É significativo que ela tenha sua grande oportunidade de reerguimento com uma série que se passa justamente no período em que Winona despontava e que lhe legou os dois personagens mais icônicos de sua carreira; a jovem gótica Lydia Deetz de “Os Fantasmas se divertem”; e o improvável par romântico com Jhonny Depp em ‘Edward Mãos de Tesoura” (este um filme de 1990, mas com toda a alma oitentista).

Stranger things, a tão comentada série da Netflix, traz uma Winona despida de qualquer vaidade, com uma entrega ao personagem raramente vista, e encabeçando um elenco cativante, composto essencialmente de iniciantes ou atores habitualmente relegados ao papel de coadjuvantes.

A história, recheada de referências ao universo pop dos anos 80, tem uma premissa que nos dá um gostinho de dejavu: um grupo de crianças viciadas em RPG encontra um amigo estranho, com poderes fantásticos e caçado por um maligno grupo de cientistas (E.T. call!).

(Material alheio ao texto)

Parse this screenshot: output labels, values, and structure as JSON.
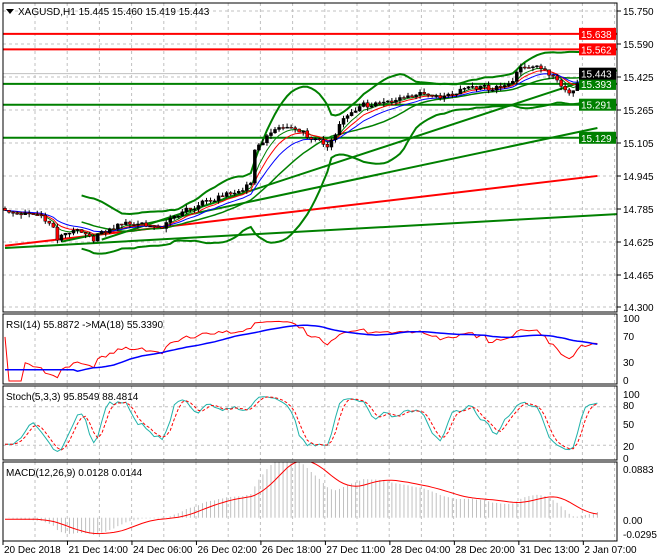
{
  "header": {
    "menu_icon": "triangle-down-icon",
    "symbol": "XAGUSD,H1",
    "open": "15.445",
    "high": "15.460",
    "low": "15.419",
    "close": "15.443"
  },
  "chart_data": {
    "type": "candlestick",
    "symbol": "XAGUSD",
    "timeframe": "H1",
    "price_axis_ticks": [
      "15.750",
      "15.590",
      "15.425",
      "15.265",
      "15.105",
      "14.945",
      "14.785",
      "14.625",
      "14.465",
      "14.300"
    ],
    "price_range": [
      14.3,
      15.75
    ],
    "time_labels": [
      "20 Dec 2018",
      "21 Dec 14:00",
      "24 Dec 06:00",
      "26 Dec 02:00",
      "26 Dec 18:00",
      "27 Dec 11:00",
      "28 Dec 04:00",
      "28 Dec 20:00",
      "31 Dec 13:00",
      "2 Jan 07:00"
    ],
    "bars_per_time_label": 16,
    "bar_count": 148,
    "close_anchors": [
      [
        0,
        14.77
      ],
      [
        8,
        14.76
      ],
      [
        12,
        14.68
      ],
      [
        13,
        14.62
      ],
      [
        17,
        14.69
      ],
      [
        22,
        14.64
      ],
      [
        25,
        14.66
      ],
      [
        30,
        14.71
      ],
      [
        34,
        14.72
      ],
      [
        39,
        14.68
      ],
      [
        41,
        14.72
      ],
      [
        45,
        14.77
      ],
      [
        49,
        14.82
      ],
      [
        54,
        14.84
      ],
      [
        59,
        14.86
      ],
      [
        61,
        14.92
      ],
      [
        62,
        15.07
      ],
      [
        64,
        15.12
      ],
      [
        66,
        15.17
      ],
      [
        71,
        15.17
      ],
      [
        74,
        15.15
      ],
      [
        78,
        15.12
      ],
      [
        80,
        15.1
      ],
      [
        84,
        15.21
      ],
      [
        89,
        15.29
      ],
      [
        94,
        15.31
      ],
      [
        99,
        15.32
      ],
      [
        104,
        15.34
      ],
      [
        109,
        15.34
      ],
      [
        114,
        15.36
      ],
      [
        119,
        15.37
      ],
      [
        124,
        15.39
      ],
      [
        126,
        15.41
      ],
      [
        128,
        15.47
      ],
      [
        131,
        15.47
      ],
      [
        133,
        15.46
      ],
      [
        136,
        15.45
      ],
      [
        138,
        15.39
      ],
      [
        140,
        15.36
      ],
      [
        143,
        15.41
      ],
      [
        147,
        15.443
      ]
    ],
    "current_price": {
      "value": 15.443,
      "label": "15.443",
      "color": "#000000"
    },
    "levels": [
      {
        "value": 15.638,
        "label": "15.638",
        "color": "#ff0000"
      },
      {
        "value": 15.562,
        "label": "15.562",
        "color": "#ff0000"
      },
      {
        "value": 15.393,
        "label": "15.393",
        "color": "#008000"
      },
      {
        "value": 15.291,
        "label": "15.291",
        "color": "#008000"
      },
      {
        "value": 15.129,
        "label": "15.129",
        "color": "#008000"
      }
    ],
    "trendlines": [
      {
        "from": [
          0,
          14.589
        ],
        "to": [
          152,
          14.755
        ],
        "color": "#008000"
      },
      {
        "from": [
          0,
          14.6
        ],
        "to": [
          147,
          14.942
        ],
        "color": "#ff0000"
      },
      {
        "from": [
          14,
          14.62
        ],
        "to": [
          147,
          15.177
        ],
        "color": "#008000"
      },
      {
        "from": [
          24,
          14.63
        ],
        "to": [
          152,
          15.46
        ],
        "color": "#008000"
      }
    ],
    "indicators": {
      "rsi": {
        "label": "RSI(14) 55.8872  ->MA(18) 55.3390",
        "ticks": [
          "100",
          "70",
          "30",
          "0"
        ],
        "range": [
          0,
          100
        ],
        "line_color": "#ff0000",
        "ma_color": "#0000ff"
      },
      "stoch": {
        "label": "Stoch(5,3,3) 95.8549 88.4814",
        "ticks": [
          "100",
          "80",
          "50",
          "20",
          "0"
        ],
        "range": [
          0,
          100
        ],
        "main_color": "#20b2aa",
        "signal_color": "#ff0000"
      },
      "macd": {
        "label": "MACD(12,26,9) 0.0128 0.0144",
        "ticks": [
          "0.0883",
          "0.00",
          "-0.0295"
        ],
        "range": [
          -0.0295,
          0.0883
        ],
        "hist_color": "#c0c0c0",
        "signal_color": "#ff0000"
      }
    },
    "colors": {
      "bull": "#000000",
      "bear": "#ff0000",
      "bands": "#008000",
      "ma_fast": "#ff0000",
      "ma_slow": "#0000ff"
    }
  }
}
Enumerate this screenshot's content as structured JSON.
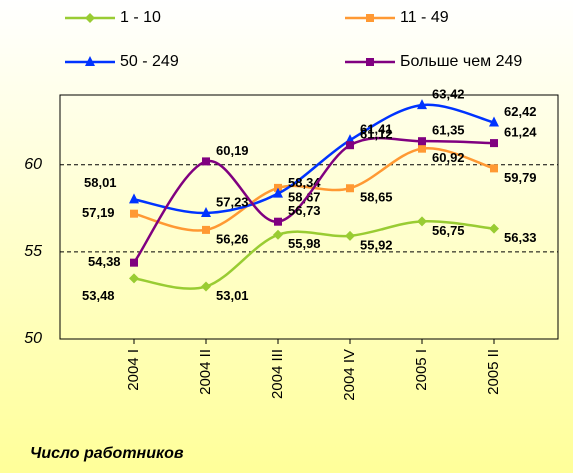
{
  "chart_data": {
    "type": "line",
    "x_label": "Число работников",
    "categories": [
      "2004 I",
      "2004 II",
      "2004 III",
      "2004 IV",
      "2005 I",
      "2005 II"
    ],
    "ylim": [
      50,
      64
    ],
    "yticks": [
      50,
      55,
      60
    ],
    "grid": true,
    "series": [
      {
        "name": "1 - 10",
        "color": "#99cc33",
        "marker": "diamond",
        "values": [
          53.48,
          53.01,
          55.98,
          55.92,
          56.75,
          56.33
        ],
        "value_labels": [
          "53,48",
          "53,01",
          "55,98",
          "55,92",
          "56,75",
          "56,33"
        ]
      },
      {
        "name": "11 - 49",
        "color": "#ff9933",
        "marker": "square",
        "values": [
          57.19,
          56.26,
          58.67,
          58.65,
          60.92,
          59.79
        ],
        "value_labels": [
          "57,19",
          "56,26",
          "58,67",
          "58,65",
          "60,92",
          "59,79"
        ]
      },
      {
        "name": "50 - 249",
        "color": "#0033ff",
        "marker": "triangle",
        "values": [
          58.01,
          57.23,
          58.34,
          61.41,
          63.42,
          62.42
        ],
        "value_labels": [
          "58,01",
          "57,23",
          "58,34",
          "61,41",
          "63,42",
          "62,42"
        ]
      },
      {
        "name": "Больше чем 249",
        "color": "#800080",
        "marker": "square",
        "values": [
          54.38,
          60.19,
          56.73,
          61.12,
          61.35,
          61.24
        ],
        "value_labels": [
          "54,38",
          "60,19",
          "56,73",
          "61,12",
          "61,35",
          "61,24"
        ]
      }
    ]
  }
}
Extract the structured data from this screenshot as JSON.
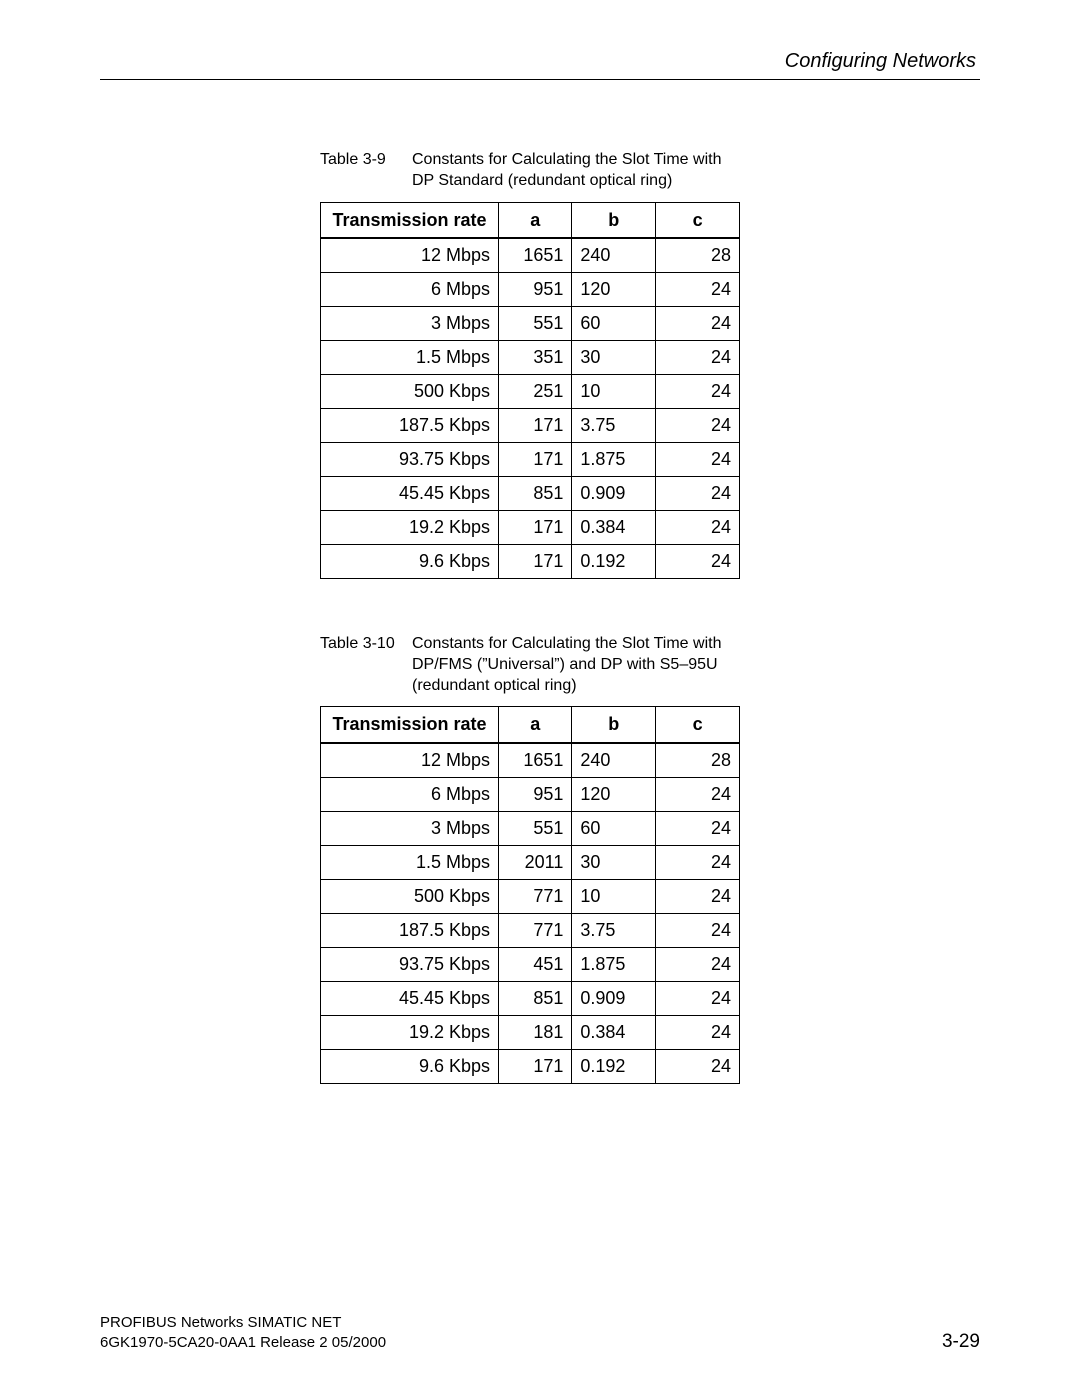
{
  "header": {
    "section_title": "Configuring Networks"
  },
  "tables": [
    {
      "label": "Table 3-9",
      "caption": "Constants for Calculating the Slot Time with DP Standard (redundant optical ring)",
      "columns": {
        "rate": "Transmission rate",
        "a": "a",
        "b": "b",
        "c": "c"
      },
      "rows": [
        {
          "rate": "12 Mbps",
          "a": "1651",
          "b": "240",
          "c": "28"
        },
        {
          "rate": "6 Mbps",
          "a": "951",
          "b": "120",
          "c": "24"
        },
        {
          "rate": "3 Mbps",
          "a": "551",
          "b": "60",
          "c": "24"
        },
        {
          "rate": "1.5 Mbps",
          "a": "351",
          "b": "30",
          "c": "24"
        },
        {
          "rate": "500 Kbps",
          "a": "251",
          "b": "10",
          "c": "24"
        },
        {
          "rate": "187.5 Kbps",
          "a": "171",
          "b": "3.75",
          "c": "24"
        },
        {
          "rate": "93.75 Kbps",
          "a": "171",
          "b": "1.875",
          "c": "24"
        },
        {
          "rate": "45.45 Kbps",
          "a": "851",
          "b": "0.909",
          "c": "24"
        },
        {
          "rate": "19.2 Kbps",
          "a": "171",
          "b": "0.384",
          "c": "24"
        },
        {
          "rate": "9.6 Kbps",
          "a": "171",
          "b": "0.192",
          "c": "24"
        }
      ]
    },
    {
      "label": "Table 3-10",
      "caption": "Constants for Calculating the Slot Time with DP/FMS (”Universal”) and DP with S5–95U (redundant optical ring)",
      "columns": {
        "rate": "Transmission rate",
        "a": "a",
        "b": "b",
        "c": "c"
      },
      "rows": [
        {
          "rate": "12 Mbps",
          "a": "1651",
          "b": "240",
          "c": "28"
        },
        {
          "rate": "6 Mbps",
          "a": "951",
          "b": "120",
          "c": "24"
        },
        {
          "rate": "3 Mbps",
          "a": "551",
          "b": "60",
          "c": "24"
        },
        {
          "rate": "1.5 Mbps",
          "a": "2011",
          "b": "30",
          "c": "24"
        },
        {
          "rate": "500 Kbps",
          "a": "771",
          "b": "10",
          "c": "24"
        },
        {
          "rate": "187.5 Kbps",
          "a": "771",
          "b": "3.75",
          "c": "24"
        },
        {
          "rate": "93.75 Kbps",
          "a": "451",
          "b": "1.875",
          "c": "24"
        },
        {
          "rate": "45.45 Kbps",
          "a": "851",
          "b": "0.909",
          "c": "24"
        },
        {
          "rate": "19.2 Kbps",
          "a": "181",
          "b": "0.384",
          "c": "24"
        },
        {
          "rate": "9.6 Kbps",
          "a": "171",
          "b": "0.192",
          "c": "24"
        }
      ]
    }
  ],
  "footer": {
    "line1": "PROFIBUS Networks SIMATIC NET",
    "line2": "6GK1970-5CA20-0AA1 Release 2 05/2000",
    "page_no": "3-29"
  }
}
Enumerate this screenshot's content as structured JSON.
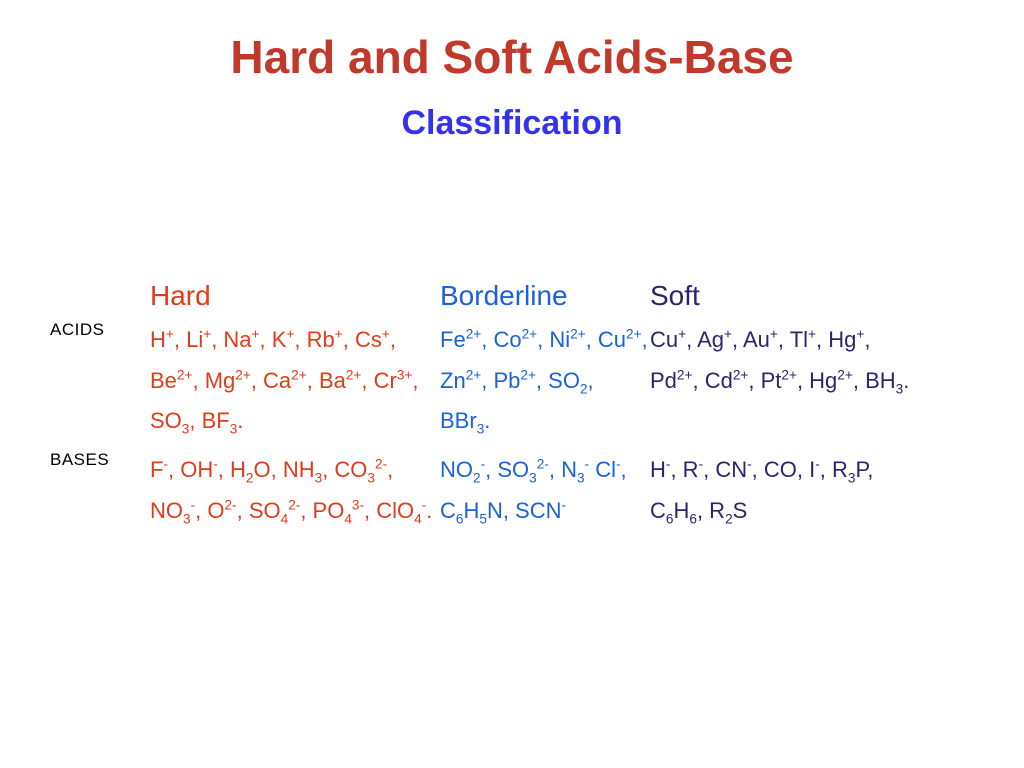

Mas a partir daí, a história se desenrola com o desaparecimento de Will, um dos amigos players, e acompanhamos os desdobramentos de sua busca sob os olhares de sua mãe, papel de Winona Ryder; de seu irmão mais velho (Charlie Heaton); do Xerife mais azarado do mundo (David Harbour) e o trio de amigos de Will, estes os verdadeiros protagonistas.
Mike, Lucas e (o queridinho da internet brasileira) Dustin são mostrados em tela como crianças que qualquer um que teve sua infância na década mágica dos anos 80 poderia se reconhecer. São os nerds e desajustados sim, mas nada de serem mostrados como as inverossímeis crianças superinteligentes de muitasproduções do gênero. Eles discutem, falam palavrões (mesmo na versão dublada), se apaixonam pela irmã mais velha do amigo, sentem ciúmes uns dos outros, enfim, sentimentos reais de um menino pré-adolescente, e a interpretação crua e sincera dos jovens atores torna tudo ainda mais forte.

Outro ponto de destaque é a pequena Millie Bobby Brown. Sua Eleven, ou El para os íntimos (a tradução para On na dublagem, convenhamos, não funcionou) é ambígua e misteriosa; doce e inocente sim, mas no fundo fica a impressão que pode ter ali algo além.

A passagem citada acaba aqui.